Project Execution (Process Hierarchy Diagram)

  1. Direct and Manage Project Work
    • Activities:
      • Breakdown the project specifications from the Scope into smaller units of work.
      • Assign/delegate them to the various members of the project team.
    • Tools:
      • Leverage techniques such as predictive (Waterfall), incremental (Scrum), risk-driven (Spiral), and evolutionary (adaptive) to coordinate the work.
    • Outputs: Project deliverables and/or working prototypes.
  2. Perform Quality Assurance
    • Activities:
      • Audit the quality of the project deliverables against the set of previously defined quality standards.
      • Assess the deliverables both in terms of compliance with industry quality standards and in terms of their desired functionality.
    • Tools:
    • Outputs:
      • If (Approved) –> Accepted project deliverables.
      • If (Rejected) –> Change requests to project specifications.
  3. Develop & Manage the Project Team
    • Activities:
      • Enhance the competencies of your team members through mentorship and functional/skill training.
      • Create an environment that facilitates collaboration and teamwork.
      • Lead and motivate your team members.
      • Provide timely feedback on individual and team performance.
      • Support your team, remove bottlenecks and resolve conflict.
    • Techniques:
    • Outputs: Increased productivity and quality of work.
  4. Manage Vendors & Suppliers
    • Activities:
      • Solicit bids & proposals from potential vendors.
      • Evaluate and select suitable sellers.
      • Negotiate and establish procurement and service contracts.
      • Manage the creation and delivery of purchase orders.
      • Procure materials and services from vendors.
      • Close contracts upon successful delivery.
    • Tools:
    • Outputs: Desired materials and services from vendors.
  5. Manage Stakeholders
    • Activities:
      • Align stakeholders on the project goals, objectives, benefits, and risks.
      • Collect and distribute project information such as progress, milestones, risks and requirements.
      • Engage stakeholders to obtain their approval, advice, and support as necessary.
      • Negotiate on stakeholder expectations to maximize the team’s ability to deliver on the project requirements.
      • Address stakeholder concerns, clarify expectations and resolve issues as necessary.
    • Tools:
      • Interpersonal Skills (Building Trust, Resolving Conflict, Active Listening,
        Overcoming Resistance to Change)
      • Management Skills (Facilitating Consensus, Influencing, Negotiation)
      • Meetings: Periodic (Weekly/BiWeekly/Monthly) Status Review Meetings
      • Reports: Periodic (Weekly) Progress Reports
    • Outputs:
      • Increased Support + Minimized Resistance + Maximized Acceptance

Main Takeaway

Project execution is about effectively managing people problems.
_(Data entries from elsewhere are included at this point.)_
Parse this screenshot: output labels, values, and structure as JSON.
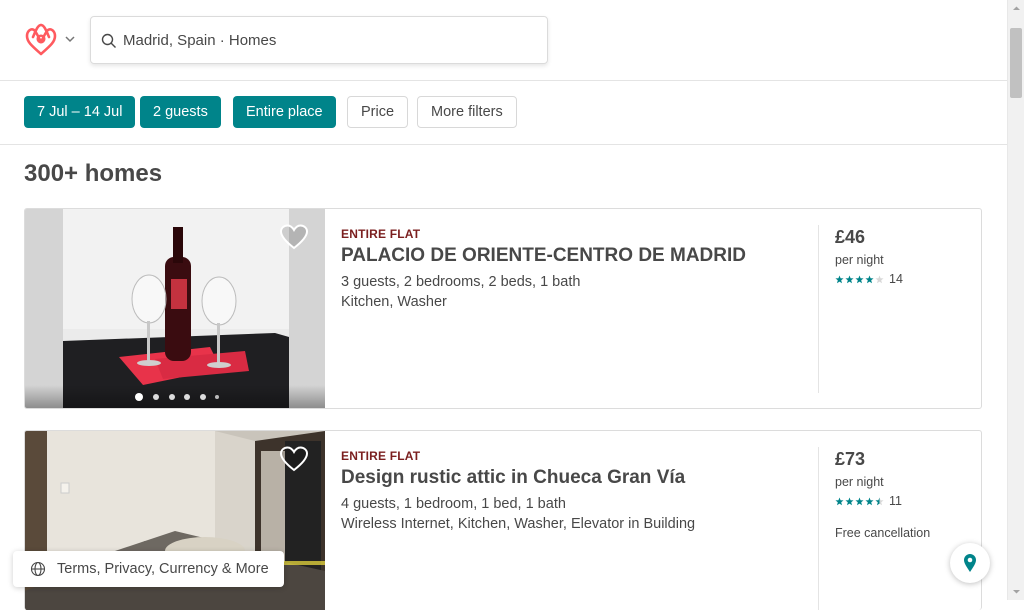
{
  "search": {
    "value": "Madrid, Spain · Homes"
  },
  "filters": [
    {
      "label": "7 Jul – 14 Jul",
      "active": true
    },
    {
      "label": "2 guests",
      "active": true
    },
    {
      "label": "Entire place",
      "active": true
    },
    {
      "label": "Price",
      "active": false
    },
    {
      "label": "More filters",
      "active": false
    }
  ],
  "results": {
    "heading": "300+ homes"
  },
  "listings": [
    {
      "property_type": "ENTIRE FLAT",
      "title": "PALACIO DE ORIENTE-CENTRO DE MADRID",
      "details": "3 guests, 2 bedrooms, 2 beds, 1 bath",
      "amenities": "Kitchen, Washer",
      "price": "£46",
      "price_unit": "per night",
      "rating_stars": 4,
      "review_count": "14",
      "free_cancellation": ""
    },
    {
      "property_type": "ENTIRE FLAT",
      "title": "Design rustic attic in Chueca Gran Vía",
      "details": "4 guests, 1 bedroom, 1 bed, 1 bath",
      "amenities": "Wireless Internet, Kitchen, Washer, Elevator in Building",
      "price": "£73",
      "price_unit": "per night",
      "rating_stars": 4.5,
      "review_count": "11",
      "free_cancellation": "Free cancellation"
    }
  ],
  "footer": {
    "label": "Terms, Privacy, Currency & More"
  },
  "colors": {
    "brand": "#ff5a5f",
    "accent": "#00848a",
    "title_type": "#7b1f1f"
  },
  "icons": [
    "airbnb-logo-icon",
    "chevron-down-icon",
    "search-icon",
    "heart-icon",
    "star-icon",
    "globe-icon",
    "map-pin-icon"
  ]
}
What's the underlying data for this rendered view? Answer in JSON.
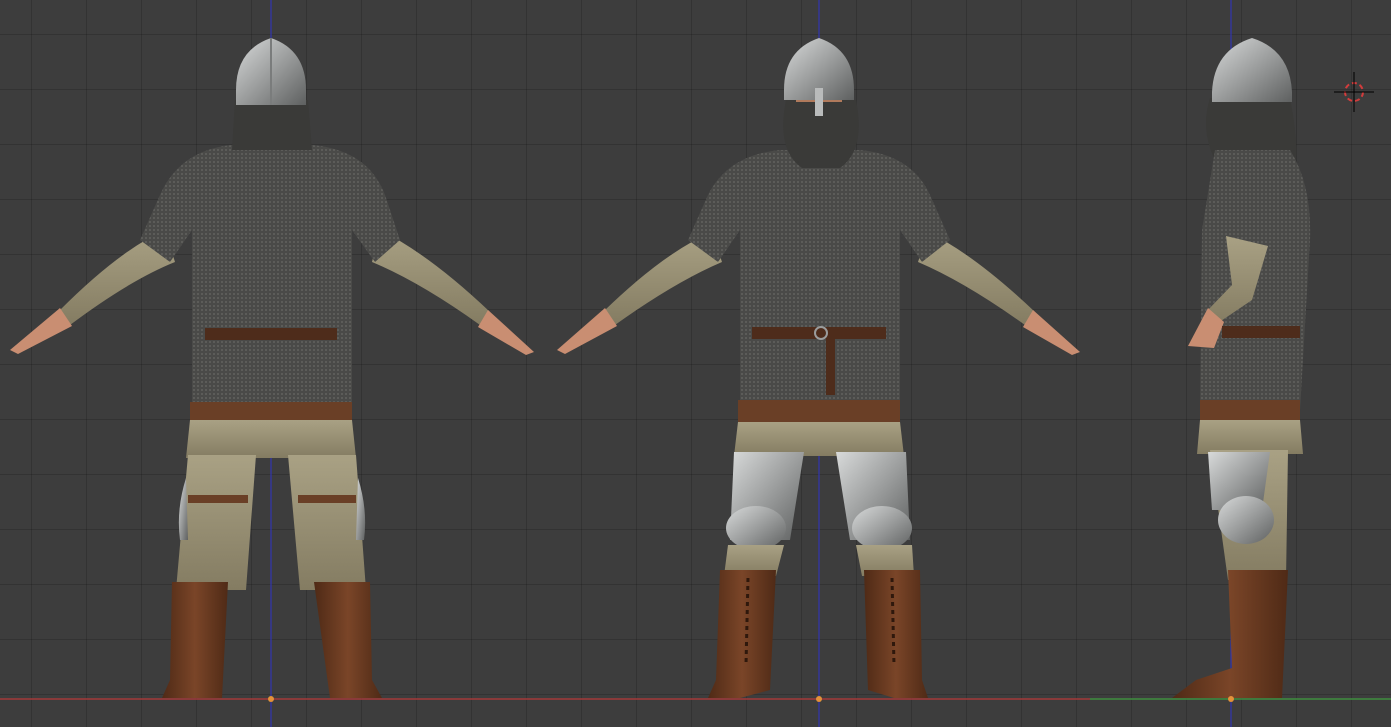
{
  "viewport": {
    "background": "#3d3d3d",
    "axis_vertical_color": "#2f34c8",
    "axis_x_color": "#a33a3a",
    "axis_y_color": "#3f8f3f",
    "origin_color": "#e3923a",
    "cursor_color": "#ffffff",
    "cursor_ring_color": "#d23c3c"
  },
  "views": [
    {
      "id": "back",
      "name": "back-view"
    },
    {
      "id": "front",
      "name": "front-view"
    },
    {
      "id": "side",
      "name": "side-view"
    }
  ],
  "palette": {
    "mail": "#4a4a48",
    "mail_dark": "#2f2f2e",
    "linen": "#9e9678",
    "linen_dark": "#7d765d",
    "leather": "#6a3f26",
    "belt": "#4e2c1b",
    "boot": "#6b3b22",
    "steel": "#a8aaa9",
    "steel_dark": "#6e7070",
    "skin": "#c98e72"
  }
}
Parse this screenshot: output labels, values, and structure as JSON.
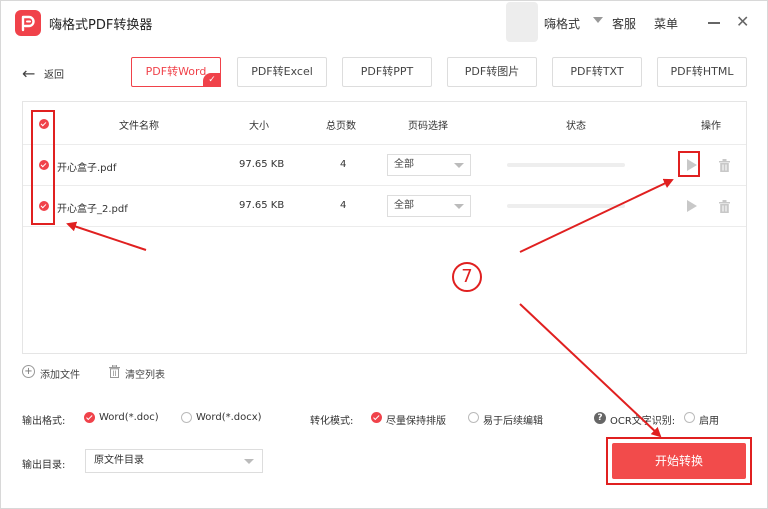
{
  "app": {
    "title": "嗨格式PDF转换器",
    "username": "嗨格式",
    "service": "客服",
    "menu": "菜单",
    "minimize": "—",
    "close": "✕",
    "brand_color": "#f0424a"
  },
  "nav": {
    "back": "返回"
  },
  "tabs": [
    {
      "label": "PDF转Word",
      "active": true
    },
    {
      "label": "PDF转Excel",
      "active": false
    },
    {
      "label": "PDF转PPT",
      "active": false
    },
    {
      "label": "PDF转图片",
      "active": false
    },
    {
      "label": "PDF转TXT",
      "active": false
    },
    {
      "label": "PDF转HTML",
      "active": false
    }
  ],
  "table": {
    "headers": {
      "name": "文件名称",
      "size": "大小",
      "pages": "总页数",
      "page_select": "页码选择",
      "status": "状态",
      "actions": "操作"
    },
    "rows": [
      {
        "name": "开心盒子.pdf",
        "size": "97.65 KB",
        "pages": "4",
        "page_select": "全部",
        "progress": 0.0
      },
      {
        "name": "开心盒子_2.pdf",
        "size": "97.65 KB",
        "pages": "4",
        "page_select": "全部",
        "progress": 0.0
      }
    ]
  },
  "footer": {
    "add_file": "添加文件",
    "clear_list": "清空列表"
  },
  "settings": {
    "output_format_label": "输出格式:",
    "format_options": [
      "Word(*.doc)",
      "Word(*.docx)"
    ],
    "format_selected": "Word(*.doc)",
    "convert_mode_label": "转化模式:",
    "mode_options": [
      "尽量保持排版",
      "易于后续编辑"
    ],
    "mode_selected": "尽量保持排版",
    "ocr_label": "OCR文字识别:",
    "ocr_option": "启用",
    "output_dir_label": "输出目录:",
    "output_dir_value": "原文件目录"
  },
  "start_button": "开始转换",
  "annotation": {
    "step": "⑦"
  }
}
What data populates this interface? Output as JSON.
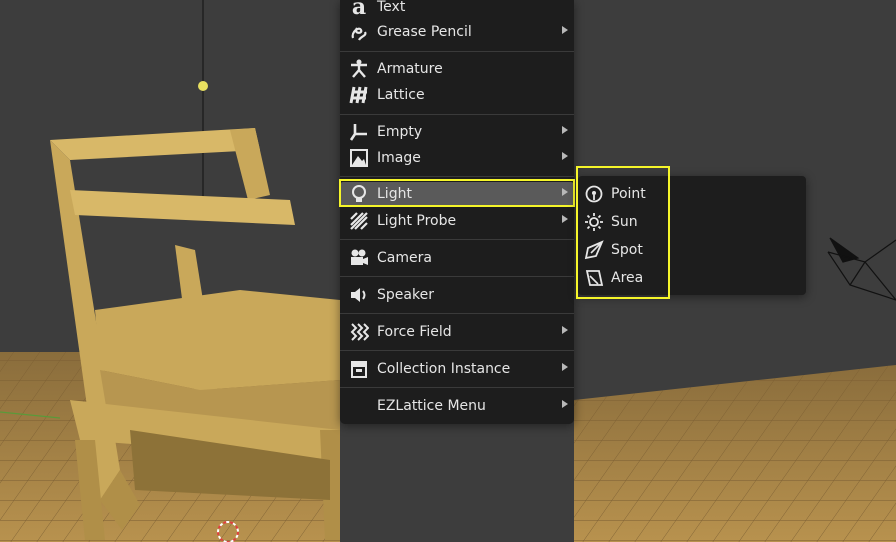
{
  "add_menu": {
    "items": [
      {
        "label": "Text",
        "icon": "text-icon",
        "submenu": false
      },
      {
        "label": "Grease Pencil",
        "icon": "grease-pencil-icon",
        "submenu": true
      },
      {
        "label": "Armature",
        "icon": "armature-icon",
        "submenu": false
      },
      {
        "label": "Lattice",
        "icon": "lattice-icon",
        "submenu": false
      },
      {
        "label": "Empty",
        "icon": "empty-icon",
        "submenu": true
      },
      {
        "label": "Image",
        "icon": "image-icon",
        "submenu": true
      },
      {
        "label": "Light",
        "icon": "light-bulb-icon",
        "submenu": true,
        "highlighted": true
      },
      {
        "label": "Light Probe",
        "icon": "light-probe-icon",
        "submenu": true
      },
      {
        "label": "Camera",
        "icon": "camera-icon",
        "submenu": false
      },
      {
        "label": "Speaker",
        "icon": "speaker-icon",
        "submenu": false
      },
      {
        "label": "Force Field",
        "icon": "force-field-icon",
        "submenu": true
      },
      {
        "label": "Collection Instance",
        "icon": "collection-instance-icon",
        "submenu": true
      },
      {
        "label": "EZLattice Menu",
        "icon": "",
        "submenu": true
      }
    ]
  },
  "light_submenu": {
    "items": [
      {
        "label": "Point",
        "icon": "point-light-icon"
      },
      {
        "label": "Sun",
        "icon": "sun-light-icon"
      },
      {
        "label": "Spot",
        "icon": "spot-light-icon"
      },
      {
        "label": "Area",
        "icon": "area-light-icon"
      }
    ]
  },
  "colors": {
    "menu_bg": "#1d1d1d",
    "highlight_bg": "#5a5a5a",
    "annotation": "#f5f52a",
    "text": "#e6e6e6",
    "chair": "#c9a85a",
    "floor": "#b8924e"
  }
}
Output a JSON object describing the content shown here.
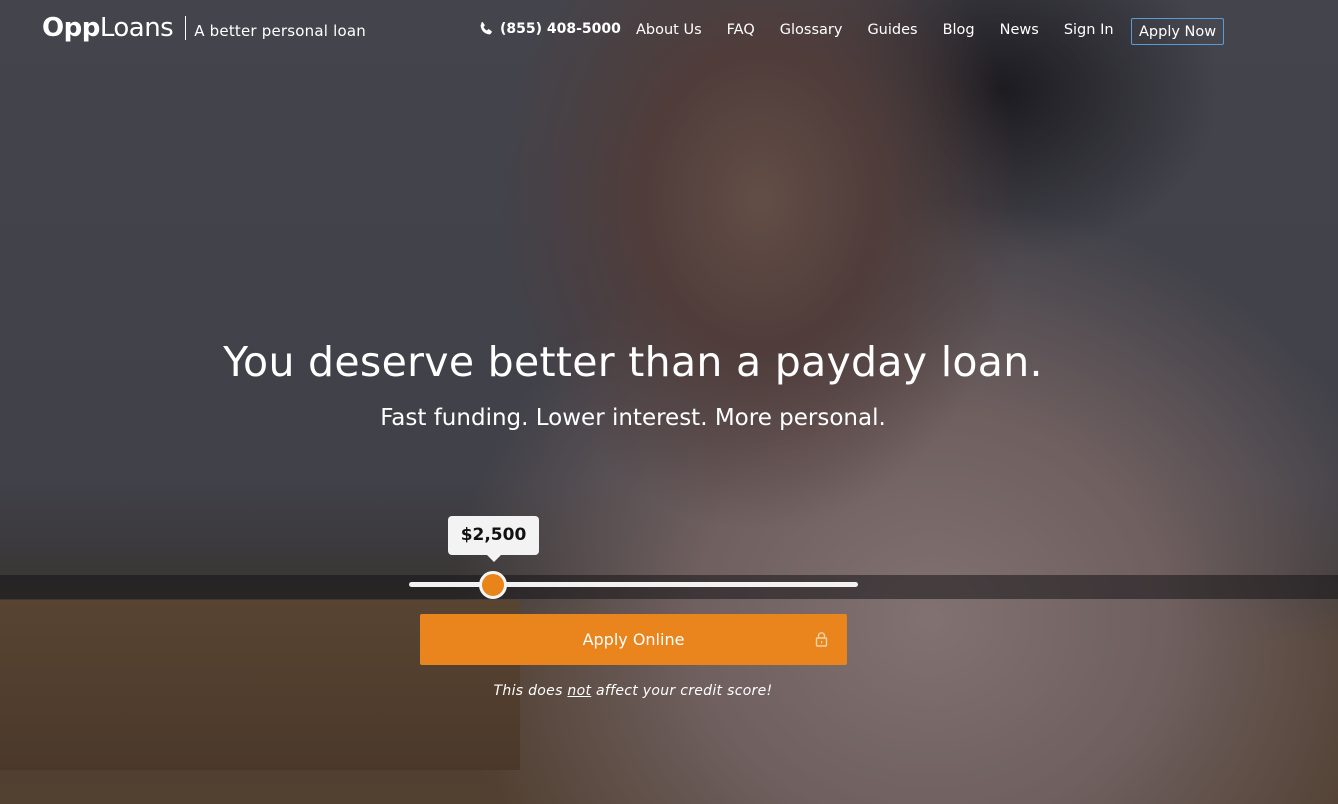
{
  "brand": {
    "logo_part1": "Opp",
    "logo_part2": "Loans",
    "tagline": "A better personal loan"
  },
  "header": {
    "phone": "(855) 408-5000",
    "nav": [
      "About Us",
      "FAQ",
      "Glossary",
      "Guides",
      "Blog",
      "News",
      "Sign In"
    ],
    "apply_now": "Apply Now"
  },
  "hero": {
    "headline": "You deserve better than a payday loan.",
    "subheadline": "Fast funding. Lower interest. More personal."
  },
  "loan_slider": {
    "amount_label": "$2,500",
    "position_fraction": 0.19
  },
  "cta": {
    "label": "Apply Online",
    "disclaimer_before": "This does ",
    "disclaimer_emphasis": "not",
    "disclaimer_after": " affect your credit score!"
  },
  "colors": {
    "accent": "#ea841d",
    "apply_now_border": "#5b9bd5"
  },
  "icons": {
    "phone": "phone-icon",
    "lock": "lock-icon"
  }
}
  • Your team needs the skills and guidance necessary to carry out the project work.
  • Your stakeholders need to be aligned on the project objectives and engaged throughout the project execution.

The goal of this post was to empower you to coordinate the work to be done, delegate and lead your project team, and build trust and supporting relationships with the project stakeholders.